Trading for the year ended 31 December 2016 has been in line with market expectations. Total revenue for the year is expected to be £3.3 million (2015: £3.0 million) and the Company has continued to experience strong growth in transactions, delivering an increase in payment transaction values processed to £83 million during the year (2015: £65 million).

This was achieved whilst maintaining high payment success rates and low fraud levels which is expected to improve gross margins during the year. The Company has also delivered further year on year reductions in administrative expenses.

The Company’s cash position at 31 December 2016 remained consistent with the prior year at £3.5m (£3.5m as at 31 December 2015).

Seamus Keating, Chairman of Mi-Pay Group plc, commented: “2016 has seen another year of progress for Mi-Pay and we are very pleased that we have delivered a significant increase in transactions processed with our continued investments in payment fraud, cyber security and payment services technologies driving improved efficiency across the Group.”

Zeus Capital Said:

Mi-Pay has released an encouraging trading statement this morning confirming FY16 revenue will be in line with ZC estimates at £3.3m (FY15: £3.0m). The yoy growth of 10% is ahead of the 5.7% reported in the interim results in late September 2016. The improvement in revenue has been driven by a c. 28% increase in transaction values processed that reached £83.0m, up from £65.0m in FY15. The net cash position of £3.5m is in line with the previous year and ahead of our £3.0m forecast. We view this positively as it provides increasing confidence that the business has the necessary cash resources to fund its self through to profitability. FY16 results, scheduled to be released on the 5th April, will provide more detail as to the underlying make-up of the performance. The group remains will positioned to deliver on its strategy and today’s statement provides confidence that our challenging growth assumption in FY17 can be met should growth in Asia come through strongly.

FY16 has been another year of progress – Revenue of £3.3m is in line with our forecasts and shows good growth, c.10%, yoy as transaction values increased significantly from £64.7m to £83.4m. It would appear that the performance in H216 built on the progress made at the HY when the value of total transactions processed saw significant growth compared to H1 2015, up 34% to £39m (HY15: £29m). This drove a 5.7% increase in revenue to £1.6m (HY15: £1.5m) and, due to the restructuring of a key client’s contract, led to a 33.5% increase in gross profit to £0.98m (HY15: £0.74m). This was driven by a 13 percentage point improvement in gross margins from 49% in H1 2015 to 62% in H1 2016. The FY16 forecasts assumes a 60% gross margin which from today’s statement we remain confident the business can achieve.

Forecasts – Forecasts were unchanged at the time of the interim results, having been updated at the time of the trading statement (3rd August). The performance throughout the year would appear to show that the operational improvements made by the management team have continued to have the required effect. FY17 forecasts are challenging assuming a significant 30% step up in revenue. We expect demand to start growing in the Philippines which will help to drive top line growth, should this not happen forecasts will prove difficult to meet. We expect operating expenses and cash requirements to continue to exhibit improving trends through the forecast period. We forecast c.25% growth in gross profit in FY17.

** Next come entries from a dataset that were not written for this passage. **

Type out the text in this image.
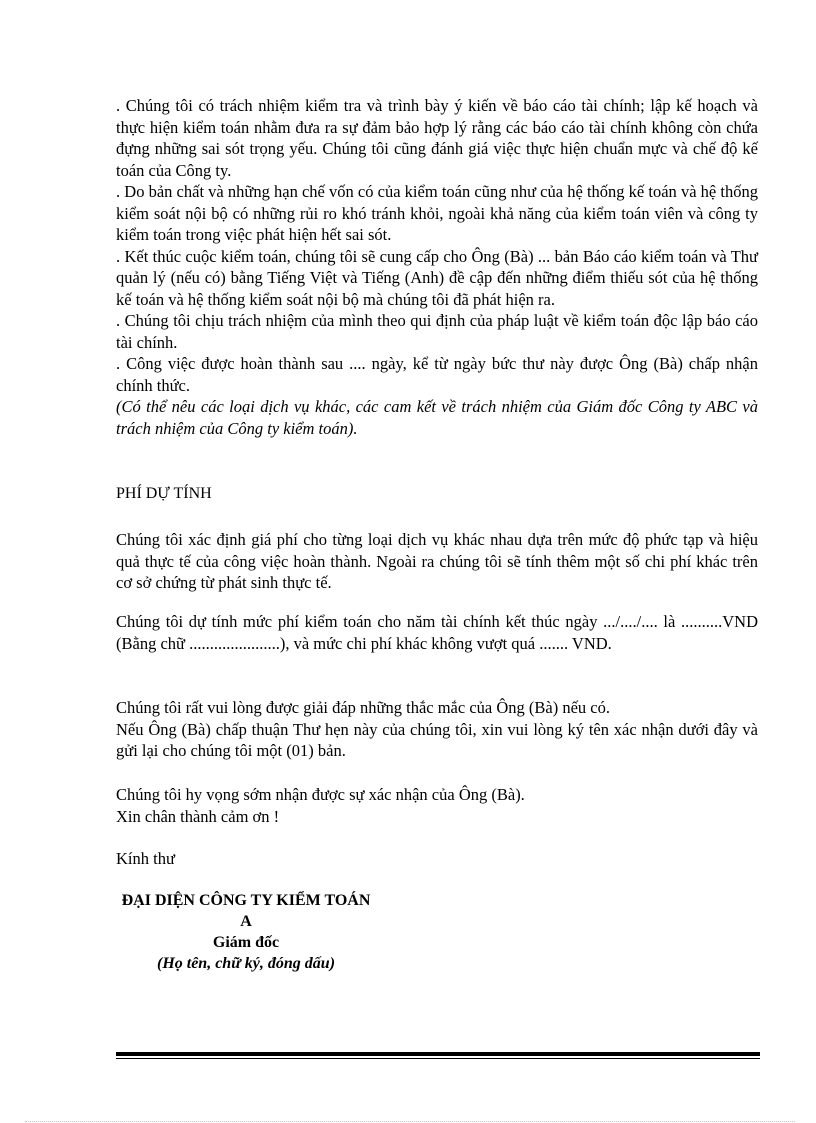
. Chúng tôi có trách nhiệm kiểm tra và trình bày ý kiến về báo cáo tài chính; lập kế hoạch và thực hiện kiểm toán nhằm đưa ra sự đảm bảo hợp lý rằng các báo cáo tài chính không còn chứa đựng những sai sót trọng yếu. Chúng tôi cũng đánh giá việc thực hiện chuẩn mực và chế độ kế toán của Công ty.

. Do bản chất và những hạn chế vốn có của kiểm toán cũng như của hệ thống kế toán và hệ thống kiểm soát nội bộ có những rủi ro khó tránh khỏi, ngoài khả năng của kiểm toán viên và công ty kiểm toán trong việc phát hiện hết sai sót.

. Kết thúc cuộc kiểm toán, chúng tôi sẽ cung cấp cho Ông (Bà) ... bản Báo cáo kiểm toán và Thư quản lý (nếu có) bằng Tiếng Việt và Tiếng (Anh) đề cập đến những điểm thiếu sót của hệ thống kế toán và hệ thống kiểm soát nội bộ mà chúng tôi đã phát hiện ra.

. Chúng tôi chịu trách nhiệm của mình theo qui định của pháp luật về kiểm toán độc lập báo cáo tài chính.

. Công việc được hoàn thành sau .... ngày, kể từ ngày bức thư này được Ông (Bà) chấp nhận chính thức.

(Có thể nêu các loại dịch vụ khác, các cam kết về trách nhiệm của Giám đốc Công ty ABC và trách nhiệm của Công ty kiểm toán).

PHÍ DỰ TÍNH

Chúng tôi xác định giá phí cho từng loại dịch vụ khác nhau dựa trên mức độ phức tạp và hiệu quả thực tế của công việc hoàn thành. Ngoài ra chúng tôi sẽ tính thêm một số chi phí khác trên cơ sở chứng từ phát sinh thực tế.

Chúng tôi dự tính mức phí kiểm toán cho năm tài chính kết thúc ngày .../..../.... là ..........VND (Bằng chữ ......................), và mức chi phí khác không vượt quá ....... VND.

Chúng tôi rất vui lòng được giải đáp những thắc mắc của Ông (Bà) nếu có.

Nếu Ông (Bà) chấp thuận Thư hẹn này của chúng tôi, xin vui lòng ký tên xác nhận dưới đây và gửi lại cho chúng tôi một (01) bản.

Chúng tôi hy vọng sớm nhận được sự xác nhận của Ông (Bà).

Xin chân thành cảm ơn !

Kính thư
ĐẠI DIỆN CÔNG TY KIỂM TOÁN A
Giám đốc
(Họ tên, chữ ký, đóng dấu)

Outlook – There has been significant progress made to date to meet the company’s short term objective of being cash generative. Becoming the first provider to deliver Amazon Payments as a Mobile Wallet payment solution to the Mobile Operator community is evidence of some of the significant operational progress made. Having proven the business model over the last 18 months the management team must now execute on ambitious growth plans. Asia remains key to achieving this and any indication that growth in the Philippines is starting to come through would be taken well positively.